Тот неопределённо пожал плечами:
– Предлагаете мне оплакивать целый мир? Гибнущее человечество, глупое, с вечной тягой к саморазрушению? Я его никогда не любил. Сохраню слёзки для какого-нибудь брошенного щенка.
– Да уж, вы-то к человечеству не относитесь, – она шмыгнула носом. – У кого-нибудь есть салфетки? Ах да, я же в компании мужчин. И рукав сойдёт.
– Кира, зачем вы так? – огорчился Вешников.
– Бурные эмоции, – фыркнул Логарифм. – Это всегда легче, чем найти решение.
Кира метнулась к нему, прежде чем кто-то успел пошевелиться, раздался шлепок.
Тёмная фигура потёрла щёку.
Низкий голос дрогнул:
– Великолепно. Остатки человечества колотят друг друга по лицу. Вам полегчало?
– Значительно, – Кира распрямила спину. – И раз уж нас осталось немного, может быть, бросим эту идиотскую манеру обращаться друг к другу на «вы»?
Монах вежливо кашлянул, Тым усердно закивал, Вешников пробубнил что-то себе под нос, Логарифм хмыкнул.
– Принято единогласно. А теперь кто-нибудь объяснит мне, где мы находимся?
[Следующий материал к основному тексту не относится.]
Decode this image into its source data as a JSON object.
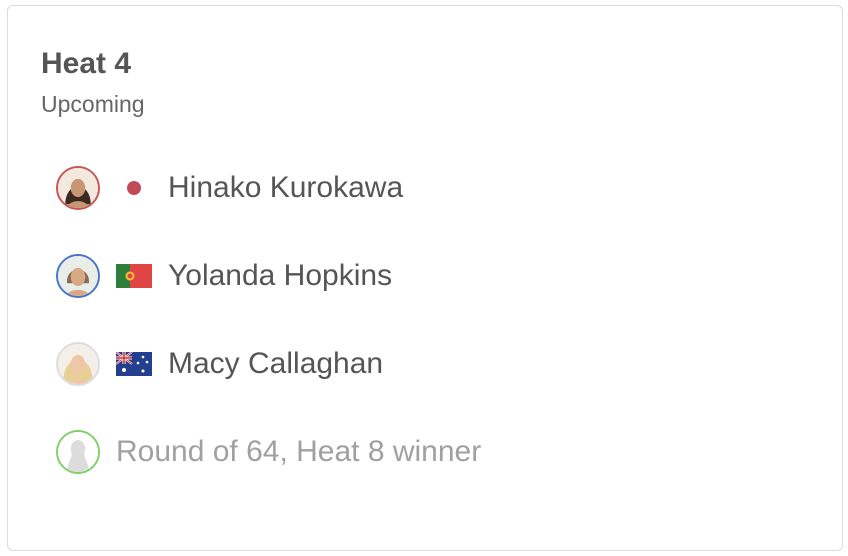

– У терминала номер пять, – ответил Ануфрий.
– Что? Почему именно здесь?
– Потому что эта терминала была указана в листочике, – обрадованно воскликнул Тым.
– Вы серьёзно? – Кира закатила глаза. – Вы притащили меня к единственному входу, который был перечёркнут в схеме?
– Он был помечен, а не перечёркнут, – возразил Логирифм. – Значит, нужно проверить, что в нём такого особенного…
– Он смертельно опасен, вот что в нём особенного! – девушка переводила взгляд с одного молчаливого лица на другое. – Неужели не ясно, она хотела предупредить нас, что к пятому терминалу лучше не ходить! Иначе зачем пачкать бумагу собственной кровью?